THE UNIT
| # | Target Area | Date | Target | Lead Crew | Command Pilot | Ordinance | B-17s Lost | Claims |
| 1 | Bonn, Germany | 8-Aug-43 | Instrument Plant | Lt. Asmussen | Col. Wittan | 176 x 500lb General Purpose | 0 | 0-0-0 |
The many months of sweat and toil that went into training a bomb group reached a climax 12 August 1943, when the 390th warmed engines for its first operational mission.
The crews were assembled. "Your target is a synthetic oil plant at Wesseling in the Ruhr Valley," they were told.
The African based Ninth Air Force had just made its historic low level raid on the Ploesti oil fields and it was the signal for the Eighth Air Force to commence its long range attack on the German oil industry.
Nineteen planes took off that morning in a force of 243 planes. Clouds covered all the check points that led to the Ruhr, so the group leader singled out the secondary target, an optical instrument factory at Bonn.

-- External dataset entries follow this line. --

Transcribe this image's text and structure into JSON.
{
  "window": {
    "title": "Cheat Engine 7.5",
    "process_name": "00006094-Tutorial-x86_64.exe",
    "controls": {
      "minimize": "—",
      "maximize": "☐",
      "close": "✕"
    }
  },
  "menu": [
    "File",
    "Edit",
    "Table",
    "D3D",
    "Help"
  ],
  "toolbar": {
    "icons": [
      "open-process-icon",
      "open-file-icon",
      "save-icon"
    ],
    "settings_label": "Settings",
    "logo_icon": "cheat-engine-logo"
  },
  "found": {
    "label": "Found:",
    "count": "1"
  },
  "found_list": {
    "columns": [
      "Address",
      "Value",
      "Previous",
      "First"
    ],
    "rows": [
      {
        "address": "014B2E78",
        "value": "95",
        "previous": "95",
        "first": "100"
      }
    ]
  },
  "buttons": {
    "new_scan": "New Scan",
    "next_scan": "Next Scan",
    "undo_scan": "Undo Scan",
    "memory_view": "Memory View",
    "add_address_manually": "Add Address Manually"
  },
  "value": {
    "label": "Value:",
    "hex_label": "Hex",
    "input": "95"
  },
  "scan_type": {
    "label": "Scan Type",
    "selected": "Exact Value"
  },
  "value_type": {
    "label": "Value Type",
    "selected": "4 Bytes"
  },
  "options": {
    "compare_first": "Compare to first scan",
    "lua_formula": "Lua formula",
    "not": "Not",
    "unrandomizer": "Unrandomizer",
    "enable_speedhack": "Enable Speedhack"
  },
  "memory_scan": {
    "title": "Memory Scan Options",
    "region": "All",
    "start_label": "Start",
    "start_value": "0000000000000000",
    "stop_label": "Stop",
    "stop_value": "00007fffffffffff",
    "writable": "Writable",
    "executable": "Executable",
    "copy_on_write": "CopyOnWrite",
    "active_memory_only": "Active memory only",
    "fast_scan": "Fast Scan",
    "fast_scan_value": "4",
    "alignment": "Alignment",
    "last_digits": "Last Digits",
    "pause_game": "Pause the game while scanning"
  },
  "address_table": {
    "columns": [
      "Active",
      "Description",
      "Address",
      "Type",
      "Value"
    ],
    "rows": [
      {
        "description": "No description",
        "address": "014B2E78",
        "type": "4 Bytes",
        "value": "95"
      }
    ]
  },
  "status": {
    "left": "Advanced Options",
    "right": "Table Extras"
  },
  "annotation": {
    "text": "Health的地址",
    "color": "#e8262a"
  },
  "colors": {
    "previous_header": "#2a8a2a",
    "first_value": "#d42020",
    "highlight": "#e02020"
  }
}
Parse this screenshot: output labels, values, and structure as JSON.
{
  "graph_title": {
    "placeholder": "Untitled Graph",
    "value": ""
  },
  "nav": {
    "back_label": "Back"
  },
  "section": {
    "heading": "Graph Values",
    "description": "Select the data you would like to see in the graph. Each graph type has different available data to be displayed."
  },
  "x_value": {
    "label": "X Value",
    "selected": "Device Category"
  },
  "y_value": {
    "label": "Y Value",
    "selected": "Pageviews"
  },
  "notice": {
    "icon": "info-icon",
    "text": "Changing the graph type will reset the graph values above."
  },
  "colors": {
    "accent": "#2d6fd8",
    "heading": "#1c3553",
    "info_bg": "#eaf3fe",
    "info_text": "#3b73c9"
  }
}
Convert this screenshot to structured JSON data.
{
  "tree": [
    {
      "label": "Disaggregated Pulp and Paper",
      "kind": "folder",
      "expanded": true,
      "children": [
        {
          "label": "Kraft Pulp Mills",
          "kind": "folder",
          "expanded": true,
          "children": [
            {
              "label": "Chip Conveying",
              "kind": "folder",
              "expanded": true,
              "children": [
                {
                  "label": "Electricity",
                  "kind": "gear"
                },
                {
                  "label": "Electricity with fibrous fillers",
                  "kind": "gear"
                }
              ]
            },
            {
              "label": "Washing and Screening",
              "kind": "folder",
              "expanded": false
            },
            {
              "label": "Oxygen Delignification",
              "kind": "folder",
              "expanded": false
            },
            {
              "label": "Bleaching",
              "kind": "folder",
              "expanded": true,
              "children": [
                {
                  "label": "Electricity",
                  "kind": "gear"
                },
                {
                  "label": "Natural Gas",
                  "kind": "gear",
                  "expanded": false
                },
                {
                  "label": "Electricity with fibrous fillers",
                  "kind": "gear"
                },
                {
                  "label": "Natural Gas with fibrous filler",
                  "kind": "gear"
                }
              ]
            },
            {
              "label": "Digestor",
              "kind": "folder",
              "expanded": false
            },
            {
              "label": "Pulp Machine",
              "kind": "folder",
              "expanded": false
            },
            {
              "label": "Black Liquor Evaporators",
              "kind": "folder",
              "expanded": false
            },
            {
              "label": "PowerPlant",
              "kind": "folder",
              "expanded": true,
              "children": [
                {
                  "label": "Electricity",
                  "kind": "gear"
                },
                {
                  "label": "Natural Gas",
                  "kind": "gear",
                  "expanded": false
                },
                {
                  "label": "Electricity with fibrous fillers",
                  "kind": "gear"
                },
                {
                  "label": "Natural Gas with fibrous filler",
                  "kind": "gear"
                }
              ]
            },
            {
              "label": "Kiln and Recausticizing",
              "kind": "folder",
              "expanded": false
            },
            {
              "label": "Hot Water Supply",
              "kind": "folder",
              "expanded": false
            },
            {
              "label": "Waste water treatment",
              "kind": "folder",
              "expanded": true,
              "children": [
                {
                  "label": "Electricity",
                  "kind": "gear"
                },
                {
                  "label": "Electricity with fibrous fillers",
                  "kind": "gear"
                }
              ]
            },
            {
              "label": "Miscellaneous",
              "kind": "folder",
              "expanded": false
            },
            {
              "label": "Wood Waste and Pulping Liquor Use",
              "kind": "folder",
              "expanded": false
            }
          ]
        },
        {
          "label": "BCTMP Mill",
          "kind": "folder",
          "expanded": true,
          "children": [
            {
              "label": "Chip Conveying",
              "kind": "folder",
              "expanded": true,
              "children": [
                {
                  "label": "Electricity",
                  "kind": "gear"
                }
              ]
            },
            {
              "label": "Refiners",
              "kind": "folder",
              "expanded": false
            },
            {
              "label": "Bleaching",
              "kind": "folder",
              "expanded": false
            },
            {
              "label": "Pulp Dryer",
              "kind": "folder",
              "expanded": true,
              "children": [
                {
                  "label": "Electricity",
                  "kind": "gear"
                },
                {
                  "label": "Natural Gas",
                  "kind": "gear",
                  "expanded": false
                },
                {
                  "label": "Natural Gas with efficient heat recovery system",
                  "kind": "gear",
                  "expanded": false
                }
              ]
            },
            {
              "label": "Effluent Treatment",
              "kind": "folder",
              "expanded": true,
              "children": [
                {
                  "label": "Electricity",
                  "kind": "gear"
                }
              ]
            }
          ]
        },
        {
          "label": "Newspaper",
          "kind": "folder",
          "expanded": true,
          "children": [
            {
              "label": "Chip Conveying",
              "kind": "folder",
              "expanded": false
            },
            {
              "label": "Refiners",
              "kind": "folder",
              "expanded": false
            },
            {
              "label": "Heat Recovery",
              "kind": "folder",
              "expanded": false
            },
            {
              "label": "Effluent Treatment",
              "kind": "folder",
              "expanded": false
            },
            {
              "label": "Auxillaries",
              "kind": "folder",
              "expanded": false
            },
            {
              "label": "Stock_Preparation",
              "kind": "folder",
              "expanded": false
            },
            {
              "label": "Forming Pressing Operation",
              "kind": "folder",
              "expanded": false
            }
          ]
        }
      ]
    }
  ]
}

By later standards, bombing results were poor. A direct hit was scored on a bridge across the Rhine, several bursts were plotted in the rail yard and adjacent warehouses, but most of the bombs carried over into the residential section of town and nearby fields.
Several enemy planes were seen but none attacked the Group. Bonn was a lightly defended flak center.
It was an insignificant mission in terms of results, but it was one of the Group's great ones. Every man on the base was on the field to welcome the returning planes. The ETO ice had been broken.